We, like our forebears decided to haul anchor and move on. We motored north past Roca Escoses and the island of Caledonia which had a densely populated village on it. Nevertheless we decied to carry on past it and several other small island villages, to find and remote anchorage for the night. arriving at our chosen anchorage. Can you believe it? - another boat. Just typical. We are in a complete wilderness and haven't seen any sight of other boats, and then just when you want to find your own little anchorage up pops one. Navigating these parts feels very strange with no charts (there are none as far as I am aware), electronic charts are about half a mile out, and only a pilot book given to me and eyeball to go on. But mostly eyeball. I stood on the pulpit while Trish helmed. We pushed through a couple of areas with a little over a foot under us and I am sure this will be good practice for the Pacific.   
 
Just as we were going to anchor and manouvering behind the only other boat for a hundred miles, I am sure, I felt the boat was not responding to the helm.
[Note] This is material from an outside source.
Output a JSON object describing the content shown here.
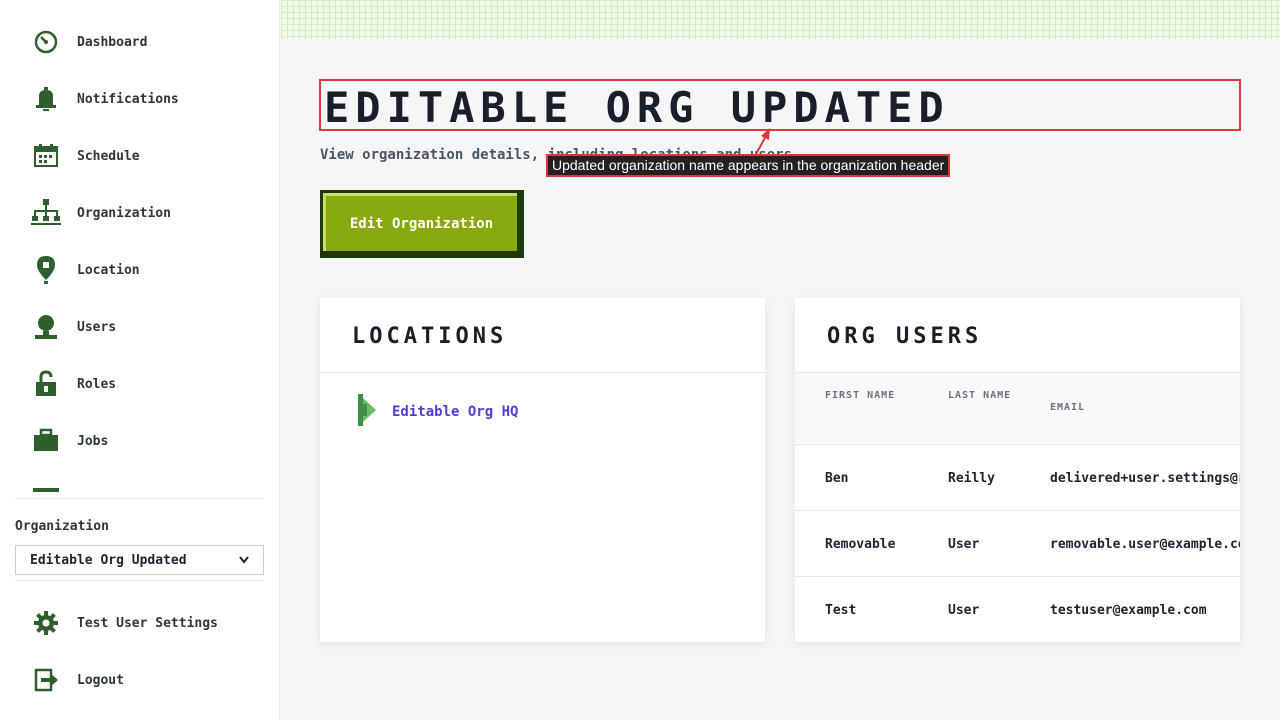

My depth was reading 7.7 metres - then I remembered that sometimes there seemed to be a dangerous conflict between the Forward Looking Sonar and the depth guage, a problem which really needs to be sorted. Were we aground? Try a little bit of astern, I thought. Nothing at first, then a bang, followed by belching black smoke and a trail of oil in the water as we backed round.
 
I dropped the hook just where I could, which is where it still is, and dived under the boat to find the prop anode lying off its fixing and jammed between the folding blades. I managed to free it and rescue it and get the blades opening and closing. However I am not sure there has not been damage to the prop and as for the oil I have a theory but need to work it through. 
 
"I thought we could now have six months or so with nothing going wrong with the boat" said Trish forlornly. I tried my best to make light of it. "What are we going to do if we have no prop?" she persisted. "What do you think sails are for?" I replied, hiding my anxiety. 
 
I hope to have a clear diagnosis in my mind by tomorrow, but I do not want to miss Kuna Yala to spend time on a boat hoist in Panama. This place has seen off enough Scots before me - lets hope we can make a stand for more than one day!